If an individual receives any property (other than immovable property), from any person during a financial year (FY) without consideration, the fair market value (FMV) of which exceeds Rs.50,000, then the entire FMV of such property shall be taxable under the head ‘Income from other sources’. The FMV will have to be calculated as per the specified method prescribed in Rule 11UA of the income-tax Rules. However, an exemption is available if the same is received from a relative, which includes among others, brother of the individual.

As you have got the shares from your brother as a gift, there should not be any tax implications in your hand at the time of receiving the gift. However, with respect to above transaction, it would be prudent to have appropriate documentation in place.

Capital gains, if any, from subsequent sale of gifted shares, shall be taxed in your hands.

We have assumed that the shares are of an Indian company listed on a recognised stock exchange and, therefore, you would be liable to pay securities transaction tax (STT).

The tax implications on sale of shares would depend upon the period of holding from the date of acquisition. In case of gifted assets, which includes shares, the period of holding shall be reckoned from the acquisition date by the owner who has actually acquired the asset (otherwise than by way of gift, inheritance, and so on). As your brother originally acquired the shares, the period of holding shall be reckoned from the date he purchased them.

In case of gift, cost of acquisition shall be the cost at which the previous owner who actually acquired the asset, bought it. The cost for which your brother acquired the shares shall be considered as the cost of acquisition while computing capital gains.

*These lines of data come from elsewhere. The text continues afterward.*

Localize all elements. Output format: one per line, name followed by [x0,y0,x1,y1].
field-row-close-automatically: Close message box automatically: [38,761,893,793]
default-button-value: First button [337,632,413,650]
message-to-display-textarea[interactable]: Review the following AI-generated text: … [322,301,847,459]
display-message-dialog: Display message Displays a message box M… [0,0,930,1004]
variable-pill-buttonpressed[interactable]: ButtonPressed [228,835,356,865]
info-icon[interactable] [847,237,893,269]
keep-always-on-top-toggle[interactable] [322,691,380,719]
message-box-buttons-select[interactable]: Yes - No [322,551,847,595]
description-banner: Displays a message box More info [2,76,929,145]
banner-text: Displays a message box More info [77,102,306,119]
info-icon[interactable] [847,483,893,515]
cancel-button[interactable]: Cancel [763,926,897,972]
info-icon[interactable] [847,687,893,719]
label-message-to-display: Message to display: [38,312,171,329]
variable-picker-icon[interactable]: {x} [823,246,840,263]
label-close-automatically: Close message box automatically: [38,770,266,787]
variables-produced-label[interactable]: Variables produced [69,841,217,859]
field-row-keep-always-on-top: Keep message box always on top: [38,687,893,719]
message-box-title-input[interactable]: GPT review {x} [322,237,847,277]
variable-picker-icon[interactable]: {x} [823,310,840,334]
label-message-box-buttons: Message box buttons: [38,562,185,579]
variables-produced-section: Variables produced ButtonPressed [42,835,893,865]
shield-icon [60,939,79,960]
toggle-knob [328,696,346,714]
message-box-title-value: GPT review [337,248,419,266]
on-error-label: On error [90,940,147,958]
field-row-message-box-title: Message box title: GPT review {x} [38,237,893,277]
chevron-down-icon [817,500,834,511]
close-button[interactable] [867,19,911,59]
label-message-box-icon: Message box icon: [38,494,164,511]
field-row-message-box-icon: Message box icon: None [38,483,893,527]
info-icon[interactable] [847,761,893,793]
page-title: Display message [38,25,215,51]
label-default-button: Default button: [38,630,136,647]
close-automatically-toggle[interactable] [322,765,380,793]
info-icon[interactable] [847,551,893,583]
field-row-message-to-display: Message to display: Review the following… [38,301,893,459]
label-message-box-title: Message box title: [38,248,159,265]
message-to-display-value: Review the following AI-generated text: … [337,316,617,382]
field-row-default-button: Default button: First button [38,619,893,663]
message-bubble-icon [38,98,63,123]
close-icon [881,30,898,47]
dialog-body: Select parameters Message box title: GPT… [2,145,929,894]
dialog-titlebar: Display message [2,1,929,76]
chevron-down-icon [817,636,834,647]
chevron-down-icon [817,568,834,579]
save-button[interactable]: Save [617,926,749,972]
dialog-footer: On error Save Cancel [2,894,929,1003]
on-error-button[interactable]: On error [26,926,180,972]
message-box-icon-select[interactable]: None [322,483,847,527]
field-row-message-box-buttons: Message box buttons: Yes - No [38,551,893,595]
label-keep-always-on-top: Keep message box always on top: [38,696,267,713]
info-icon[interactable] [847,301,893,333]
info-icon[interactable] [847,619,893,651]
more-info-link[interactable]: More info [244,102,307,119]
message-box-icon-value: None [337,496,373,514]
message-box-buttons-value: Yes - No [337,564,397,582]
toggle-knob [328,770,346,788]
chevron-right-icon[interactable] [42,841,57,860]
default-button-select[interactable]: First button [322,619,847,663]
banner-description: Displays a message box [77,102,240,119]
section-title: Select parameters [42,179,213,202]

If you sell the aforesaid shares after holding for more than 12 months from the date your brother had acquired the shares, the gains, if any, resulting from the sale will be termed as long-term capital gains (LTCG). LTCG from sale of listed shares (where such sale transaction is liable to STT), can be claimed as exempt from tax. The amount of exemption should be disclosed in your personal tax return.

If you sell the shares before holding them for at least 12 months from the date your brother had acquired them, the gains, if any, resulting from the sale will be termed as short-term capital gains (STCG). STCG will be computed as the difference between net sale proceeds (after deducting the incidental transfer charges) and cost of acquisition.

STCG from sale of listed shares liable to STT will be taxed at flat 15%. And if your total income during FY17 exceeds Rs.1 crore, surcharge would be levied at 15% on basic rate (i.e., 15%). Education cess of 3% will be levied on basic as well as surcharge.